‘Steroid Era’ diminishes the sport of baseball and players alike

Go ahead. Try to find somebody who doesn’t remember the exhilarating 1998 single season home run record chase between Mark McGwire and Sammy Sosa. No, your 12-year-old stepbrother doesn’t count.

I still remember sitting on the floor Indian style directly in front of the screen eagerly anticipating the next home run to be hit. “America’s Pastime” was at its prime, and unfortunately, so were steroids.

It’s no secret that baseball is a competitive sport. The all-around competitive nature of it has pushed athletes of late to the edge, turning to performance-enhancing drugs (PEDs) and steroids to give them that extra push.

This has given way to the “Steroid Era,” the period between the late 1980s and early 2000s where steroids became an epidemic. Players such as Mike Piazza, Barry Bonds, Alex Rodriguez and Roger Clemens were gaining popularity in the wrong way, appearing in front of judges and on the cover of newspapers.

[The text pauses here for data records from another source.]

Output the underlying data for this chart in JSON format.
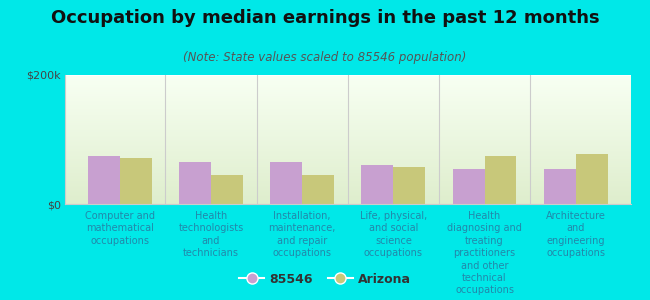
{
  "title": "Occupation by median earnings in the past 12 months",
  "subtitle": "(Note: State values scaled to 85546 population)",
  "categories": [
    "Computer and\nmathematical\noccupations",
    "Health\ntechnologists\nand\ntechnicians",
    "Installation,\nmaintenance,\nand repair\noccupations",
    "Life, physical,\nand social\nscience\noccupations",
    "Health\ndiagnosing and\ntreating\npractitioners\nand other\ntechnical\noccupations",
    "Architecture\nand\nengineering\noccupations"
  ],
  "values_85546": [
    75000,
    65000,
    65000,
    60000,
    55000,
    55000
  ],
  "values_arizona": [
    72000,
    45000,
    45000,
    58000,
    75000,
    78000
  ],
  "color_85546": "#c8a0d0",
  "color_arizona": "#c8c87a",
  "ylim": [
    0,
    200000
  ],
  "ytick_labels": [
    "$0",
    "$200k"
  ],
  "background_color": "#00e8e8",
  "bar_width": 0.35,
  "legend_label_1": "85546",
  "legend_label_2": "Arizona",
  "title_fontsize": 13,
  "subtitle_fontsize": 8.5,
  "tick_label_fontsize": 7,
  "ytick_fontsize": 8,
  "label_color": "#2288aa"
}
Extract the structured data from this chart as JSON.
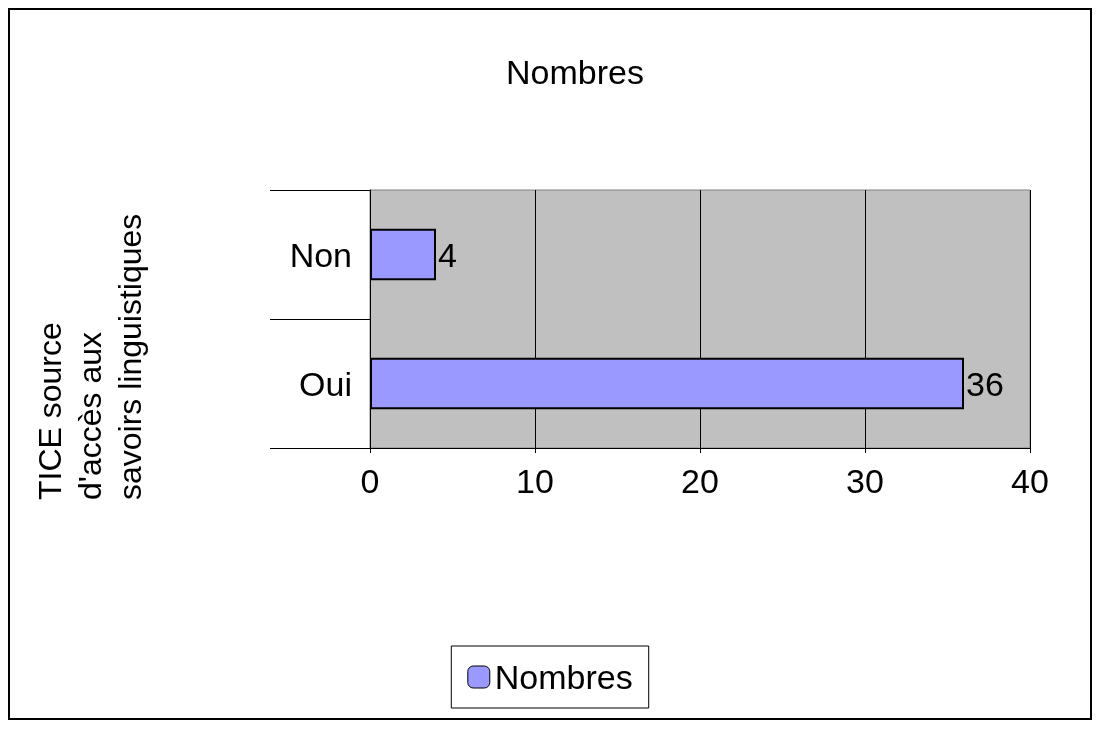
{
  "chart_data": {
    "type": "bar",
    "orientation": "horizontal",
    "title": "Nombres",
    "ylabel": "TICE source d'accès aux savoirs linguistiques",
    "categories": [
      "Non",
      "Oui"
    ],
    "series": [
      {
        "name": "Nombres",
        "color": "#9999ff",
        "values": [
          4,
          36
        ]
      }
    ],
    "xlim": [
      0,
      40
    ],
    "xticks": [
      0,
      10,
      20,
      30,
      40
    ],
    "grid": "x",
    "legend": "bottom",
    "data_labels": true
  }
}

Of course, MLB and the media have made it very clear that steroids are not a subject to be taken lightly. Recently, members of the Baseball Writers Association of America, who determine Hall of Fame induction, declined to welcome any player from the “Steroid Era” to Cooperstown, N.Y., where baseball’s Hall of Fame is located.

The problem, though, is that steroids were not banned until 1991. And they didn’t even start testing for them until 2003.

If we are going to be denying well-deserved athletes into the Hall of Fame purely based on the suspicion that they were cheating, why start now? It is rational to be discomforted by the usage of steroids in athletics, but there has to be a way we can be consistent about it. How can any of the Hall of Fame voters validate their reasoning behind who gets in and who doesn’t anymore?

Steroids have definitely changed the dynamics of baseball and the way it is played to this day. The media almost portrays baseball as a bunch of genetically mutated animals swinging a bat around, making it almost unwatchable.

I will never forget watching Mark McGwire and Sammy Sosa slug it out in 1998 for the single season home run record. The excitement, the anticipation, the thrill of witnessing history was enough to keep the nation on its heels. But much to baseball’s anguish, there has not been much to cheer about in the last 15 years.